A question from Srednicki's QFT textbook I have a question in Srednicki's QFT textbook.
In order to compute the vacuum to vacuum transition amplitude given by :
$$\left \langle 0|0 \right \rangle_{J}~=~\int \left [ d\varphi  \right ]e^{i\int dt ~L\left ( \varphi ,\partial _{\mu }\varphi  \right )},$$
one has to Fourier transform the field to the momentum space 
$$\varphi \left ( x \right )~=~ \int d^{4}k~e^{ikx}\phi \left ( k \right ).$$
But what is the motivation to do so? And what other methods that could be used to compute $\left \langle 0|0 \right \rangle_{J}$ in the path integral formalism? I feel that although I understand the derivation, many steps are done in many places in this book but I don't understand what are the motivations for taking them.
 A: Sredniecki probably has his eye on perturbation theory, where you start with a collection of free fields, and then add interactions through formal power series.  
The Fourier basis is useful for treating free fields because a) it diagonalizes the free field Hamiltonian, and because b) the Fourier modes have zero coupling to one another.  In path integrals, this means that the path integral measure factorizes into a product of one-dimensional integrals, which makes it possible to evaluate it explicitly.
A: Fourier transform is usually used to get rid of derivative terms. In the exponential the Lagrangian contains derivatives of field $\varphi$ w.r.t. time as well as space. After Fourier transformation you will get an algebraic expression in terms of $\varphi(k)'s$. This will simplify matters for now the expression that you have to integrate is just (exponential of) some algebraic expression in the variables over which you integrate. After all these formal calculations you will get to some diagrammatic rules for computing vacuum to vacuum transition amplitude. One can also use Hamiltonian point of view to get to the same diagrammatic rules as for example is done in Peskin-Schroeder and some other books. However the point that I would like to stress is that most modern QFT textbooks aim to teach QFT only at a practical level, rather than trying to go very deep into clarification of the arguments they use. In fact (interacting) QFT is mathematically not a well defined subject and so most (though not all:-) of arguments presented in textbooks are only at heuristic and formal level. So don't worry if you do not find these arguments very convincing or do not see much motivation behind them. It only means that you are beginning to understand QFT :-) 

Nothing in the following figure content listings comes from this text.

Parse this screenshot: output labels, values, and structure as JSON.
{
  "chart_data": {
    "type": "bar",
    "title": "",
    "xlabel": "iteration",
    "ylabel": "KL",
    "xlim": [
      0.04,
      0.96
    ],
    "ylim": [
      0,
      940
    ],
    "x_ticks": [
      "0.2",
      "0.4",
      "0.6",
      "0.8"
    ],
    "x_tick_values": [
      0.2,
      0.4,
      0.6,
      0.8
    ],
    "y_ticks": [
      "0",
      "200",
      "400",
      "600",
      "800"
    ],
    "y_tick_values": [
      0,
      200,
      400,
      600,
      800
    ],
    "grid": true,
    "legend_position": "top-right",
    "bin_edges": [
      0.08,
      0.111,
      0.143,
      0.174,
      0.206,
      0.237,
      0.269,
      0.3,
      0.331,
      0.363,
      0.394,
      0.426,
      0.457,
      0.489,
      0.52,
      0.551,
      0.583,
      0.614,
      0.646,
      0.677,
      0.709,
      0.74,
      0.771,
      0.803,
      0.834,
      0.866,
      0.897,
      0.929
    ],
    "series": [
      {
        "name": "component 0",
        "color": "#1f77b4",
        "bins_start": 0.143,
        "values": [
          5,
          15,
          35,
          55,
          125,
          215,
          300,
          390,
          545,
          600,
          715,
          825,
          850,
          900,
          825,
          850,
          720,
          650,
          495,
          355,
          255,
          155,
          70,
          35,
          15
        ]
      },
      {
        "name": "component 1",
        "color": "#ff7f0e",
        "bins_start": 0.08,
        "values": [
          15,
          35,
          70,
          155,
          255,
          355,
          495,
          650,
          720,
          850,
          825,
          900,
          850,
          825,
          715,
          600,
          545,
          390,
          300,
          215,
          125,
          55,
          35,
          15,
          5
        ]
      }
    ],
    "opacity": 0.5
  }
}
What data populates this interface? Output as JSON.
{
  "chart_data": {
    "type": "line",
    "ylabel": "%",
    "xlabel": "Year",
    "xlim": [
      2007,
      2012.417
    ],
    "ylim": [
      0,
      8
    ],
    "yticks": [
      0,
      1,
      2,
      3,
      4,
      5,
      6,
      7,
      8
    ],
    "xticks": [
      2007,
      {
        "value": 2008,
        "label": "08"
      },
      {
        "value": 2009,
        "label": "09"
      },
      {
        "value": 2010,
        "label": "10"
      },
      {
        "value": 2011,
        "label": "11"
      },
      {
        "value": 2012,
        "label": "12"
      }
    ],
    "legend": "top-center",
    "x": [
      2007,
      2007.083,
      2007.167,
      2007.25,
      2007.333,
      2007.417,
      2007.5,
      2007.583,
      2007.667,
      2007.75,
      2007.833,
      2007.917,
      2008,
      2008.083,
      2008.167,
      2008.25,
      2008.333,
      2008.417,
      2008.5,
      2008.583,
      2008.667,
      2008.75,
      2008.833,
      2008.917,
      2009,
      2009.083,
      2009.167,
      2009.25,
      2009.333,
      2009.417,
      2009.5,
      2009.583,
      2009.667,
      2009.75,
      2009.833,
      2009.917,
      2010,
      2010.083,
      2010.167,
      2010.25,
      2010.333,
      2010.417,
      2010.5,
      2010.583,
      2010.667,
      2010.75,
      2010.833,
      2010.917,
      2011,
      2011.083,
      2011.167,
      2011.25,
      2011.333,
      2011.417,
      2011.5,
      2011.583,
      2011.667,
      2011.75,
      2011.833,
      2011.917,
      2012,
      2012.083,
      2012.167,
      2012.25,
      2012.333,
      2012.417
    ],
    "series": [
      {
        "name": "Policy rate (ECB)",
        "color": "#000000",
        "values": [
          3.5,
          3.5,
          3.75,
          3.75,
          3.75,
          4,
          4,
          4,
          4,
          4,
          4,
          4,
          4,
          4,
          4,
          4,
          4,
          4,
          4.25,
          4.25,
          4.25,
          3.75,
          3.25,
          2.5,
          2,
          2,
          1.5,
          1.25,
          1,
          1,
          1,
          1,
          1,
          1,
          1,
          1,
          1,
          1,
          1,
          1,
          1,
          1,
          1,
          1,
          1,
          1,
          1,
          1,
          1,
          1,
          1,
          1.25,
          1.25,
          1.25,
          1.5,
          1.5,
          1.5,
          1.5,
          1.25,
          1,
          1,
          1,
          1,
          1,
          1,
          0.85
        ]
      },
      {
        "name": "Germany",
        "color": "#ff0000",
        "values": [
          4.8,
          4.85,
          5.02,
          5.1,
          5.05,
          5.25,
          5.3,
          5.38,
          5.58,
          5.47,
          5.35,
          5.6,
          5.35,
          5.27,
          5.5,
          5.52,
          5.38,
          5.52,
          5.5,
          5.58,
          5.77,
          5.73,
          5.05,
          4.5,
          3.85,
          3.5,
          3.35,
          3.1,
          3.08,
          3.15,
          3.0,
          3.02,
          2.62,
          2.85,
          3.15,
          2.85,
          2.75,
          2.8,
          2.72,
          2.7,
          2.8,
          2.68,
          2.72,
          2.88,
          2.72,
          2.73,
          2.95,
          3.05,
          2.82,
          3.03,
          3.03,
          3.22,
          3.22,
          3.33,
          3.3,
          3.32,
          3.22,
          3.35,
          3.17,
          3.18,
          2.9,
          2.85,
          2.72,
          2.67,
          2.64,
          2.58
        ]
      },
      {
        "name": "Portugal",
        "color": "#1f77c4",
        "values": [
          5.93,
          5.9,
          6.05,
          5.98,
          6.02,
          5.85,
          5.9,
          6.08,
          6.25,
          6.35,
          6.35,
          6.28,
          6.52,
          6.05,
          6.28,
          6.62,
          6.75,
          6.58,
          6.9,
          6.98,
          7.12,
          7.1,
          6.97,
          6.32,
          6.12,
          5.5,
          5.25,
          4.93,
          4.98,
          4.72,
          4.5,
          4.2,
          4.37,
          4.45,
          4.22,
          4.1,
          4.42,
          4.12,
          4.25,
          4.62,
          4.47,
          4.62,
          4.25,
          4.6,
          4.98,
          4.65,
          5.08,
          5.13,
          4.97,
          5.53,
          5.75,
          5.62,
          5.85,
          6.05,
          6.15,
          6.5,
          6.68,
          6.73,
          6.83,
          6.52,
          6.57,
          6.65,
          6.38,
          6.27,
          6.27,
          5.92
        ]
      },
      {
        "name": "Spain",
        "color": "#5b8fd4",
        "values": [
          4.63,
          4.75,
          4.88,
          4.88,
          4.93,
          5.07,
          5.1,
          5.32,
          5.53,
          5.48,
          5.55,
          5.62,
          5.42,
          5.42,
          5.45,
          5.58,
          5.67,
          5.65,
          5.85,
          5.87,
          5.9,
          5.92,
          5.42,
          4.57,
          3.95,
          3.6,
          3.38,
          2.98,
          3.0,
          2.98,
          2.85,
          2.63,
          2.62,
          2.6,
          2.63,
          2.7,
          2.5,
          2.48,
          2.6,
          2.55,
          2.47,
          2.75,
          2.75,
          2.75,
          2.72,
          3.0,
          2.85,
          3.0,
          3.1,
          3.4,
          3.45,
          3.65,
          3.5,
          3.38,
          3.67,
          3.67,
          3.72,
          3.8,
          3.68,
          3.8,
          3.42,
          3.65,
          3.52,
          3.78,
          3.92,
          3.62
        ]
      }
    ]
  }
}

A: The essential motivation to transform to momentum space is that the translation invariance of the dynamics and of the vacuum state requires the 2-point Vacuum Expectation Value to be diagonal in the momentum variable. Thus, for the free field we have
$$\left<0\right|\hat\phi(x)\hat\phi(y)\left|0\right>=G(x-y),$$ for some function $G(x-y)$ of the separation $x-y$, where the Fourier transform of this is $$\tilde G(k)=2\pi\delta(k^2-m^2)\theta(k_0).$$
$G$ has to be a function of $x-y$, not of $x$ and $y$ separately, for it to be translation invariant.
In contrast, in real space,
$$G(x-y)=\int 2\pi\delta(k^2-m^2)\theta(k_0)\mathrm{e}^{-\mathrm{i}k\cdot(x-y)}\frac{\mathrm{d}^4k}{(2\pi)^4},$$
which is manifestly not diagonal in the $x$ and $y$ "indices".
If one considers two general "vectors" in the space of operators, $\hat\phi_f=\int\hat\phi(x)f(x)\mathrm{d}^4x$ and a similarly defined $\hat\phi_g=\int\hat\phi(y)g(y)\mathrm{d}^4y$, in the $f$ and $g$ "directions", one obtains
$$\left<0\right|\hat\phi_f^\dagger\hat\phi_g\left|0\right>=\int f^*(x) G(x-y)g(y)\mathrm{d}^4x\mathrm{d}^4y=\int \tilde f^*(k)\tilde G(k)\tilde g(k)\frac{\mathrm{d}^4k}{(2\pi)^4},$$
which hopefully makes clear the Hermitian structure of the inner product this gives us.
Another fact that is vitally important to the Hilbert space structure is manifest in the Fourier space presentation, that the function $G(x-y)$ is positive semi-definite in the Fourier co-ordinates (and hence it is positive semi-definite, but not diagonal, in all coordinates).
Working in the appropriate co-ordinates as always makes computations more compact, and keeps the computations relatively closer to the underlying conceptual structure, but one can use whatever coordinates one likes, or, better, that one can justify using.